Hobsbawm: ao se afastar dos EUA, a AL alcançou êxitos genuínos
Em entrevista, o historiador Eric Hobsbawm apresenta sua
avaliação as origens, efeitos e desdobramentos da crise mundial. Desde que sua
magnitude se fez sentir, com seus capítulos ambiental, climático, energético,
alimentar e, por fim, econômico, acadêmicos, sociólogos, economistas, políticos
e lideranças sociais procuram entender e explicar suas causas, e analisar e
prever suas conseqüências.
Muitos
têm buscado respostas e soluções apenas no próprio universo econômico. Outros
concluíram que vivemos uma crise civilizatória, e que o capitalismo implodiu
por seus próprios desmandos. Mas ninguém parece ter respostas definitivas sobre
o que nos prepara o futuro.
ssim também Hobsbawm, o maior historiador marxista
da atualidade.
Aos
92 anos, o autor de algumas das mais importantes obras acerca da história
recente da humanidade, como “A Era das Revoluções” (sobre o período de 1789 a
1848), “A Era do Capital” (1848-1875) , “A Era dos Impérios” (1875-1914) e “A
Era dos Extremos – O Breve Século 20”, lançado em 1994, não arrisca previsões
sobre como será o mundo pós-crise.
Nesta
entrevista, concedida por e-mail de Paris, porém, Hobsbawm apresenta suas
opiniões como contribuição ao debate.
De
certezas, apenas a de que, se a humanidade não mudar os rumos da sua
convivência mútua e com o planeta, o futuro nos preserva maus agouros. Cético e
ao mesmo tempo esperançoso, não acredita que uma nova ordem mundial surgirá das
cinzas do pós-crise, mas acha que ainda existem forças capazes de propor novas
formas de organização e cultura políticas e sociais, como o MST.

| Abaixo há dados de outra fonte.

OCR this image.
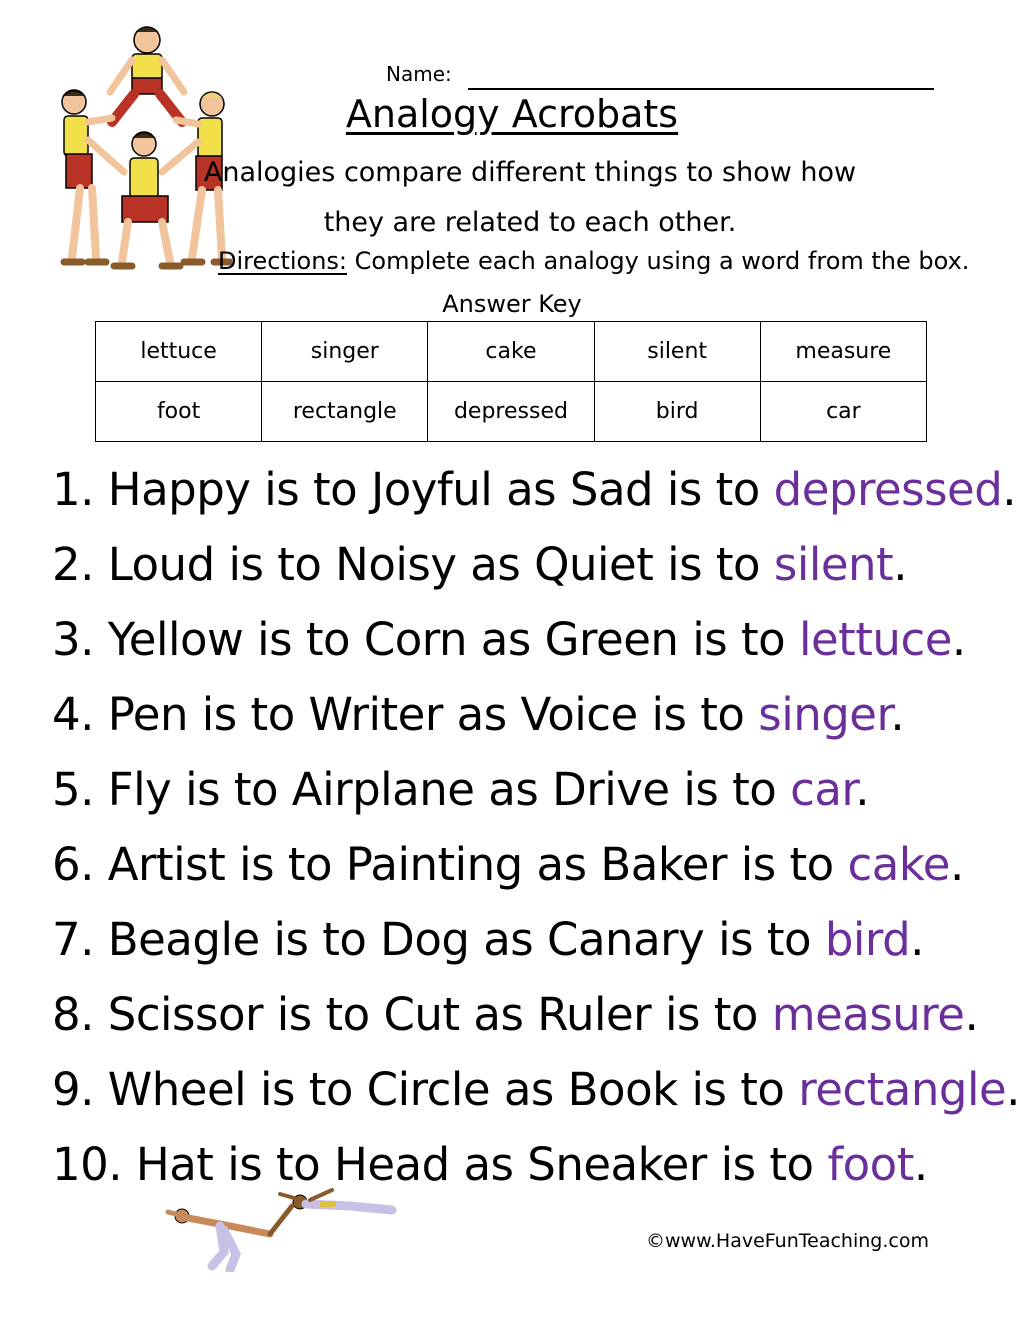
Name:
Analogy Acrobats
Analogies compare different things to show how
they are related to each other.
Directions: Complete each analogy using a word from the box.
Answer Key
lettuce	singer	cake	silent	measure
foot	rectangle	depressed	bird	car
1. Happy is to Joyful as Sad is to depressed.
2. Loud is to Noisy as Quiet is to silent.
3. Yellow is to Corn as Green is to lettuce.
4. Pen is to Writer as Voice is to singer.
5. Fly is to Airplane as Drive is to car.
6. Artist is to Painting as Baker is to cake.
7. Beagle is to Dog as Canary is to bird.
8. Scissor is to Cut as Ruler is to measure.
9. Wheel is to Circle as Book is to rectangle.
10. Hat is to Head as Sneaker is to foot.
©www.HaveFunTeaching.com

Revista Sem Terra: O planeta
vive hoje uma crise que abalou as estruturas do capitalismo mundial, atinge
indiscriminadamente atores em nada responsáveis pela sua eclosão, e que talvez
seja um dos mais importantes “feitos” da moderna globalização. Na sua
avaliação, quais foram os fatores e mecanismos que levaram a esta situação?
Eric
Hobsbawm: Nos últimos quarenta anos, a globalização, viabilizada pela extraordinária
revolução nos transportes e, sobretudo, nas comunicações, esteve combinada com
a hegemonia de políticas de Estado neoliberais, favorecendo um mercado global
irrestrito para o capital em busca de lucros.
No setor financeiro, isto ocorreu de forma absoluta,
o que explica porque a crise do desenvolvimento capitalista ocorreu ali.
Apesardo fato de que o capitalismo sempre — e por natureza — opera por meio de
uma sucessão de expansões geradoras de crises, isto criou uma crise maior e
potencialmente ameaçadora para o sistema, comparável à Grande Depressão que se
seguiu a 1929, mesmo que seja cedo para avaliarmos todo o seu impacto.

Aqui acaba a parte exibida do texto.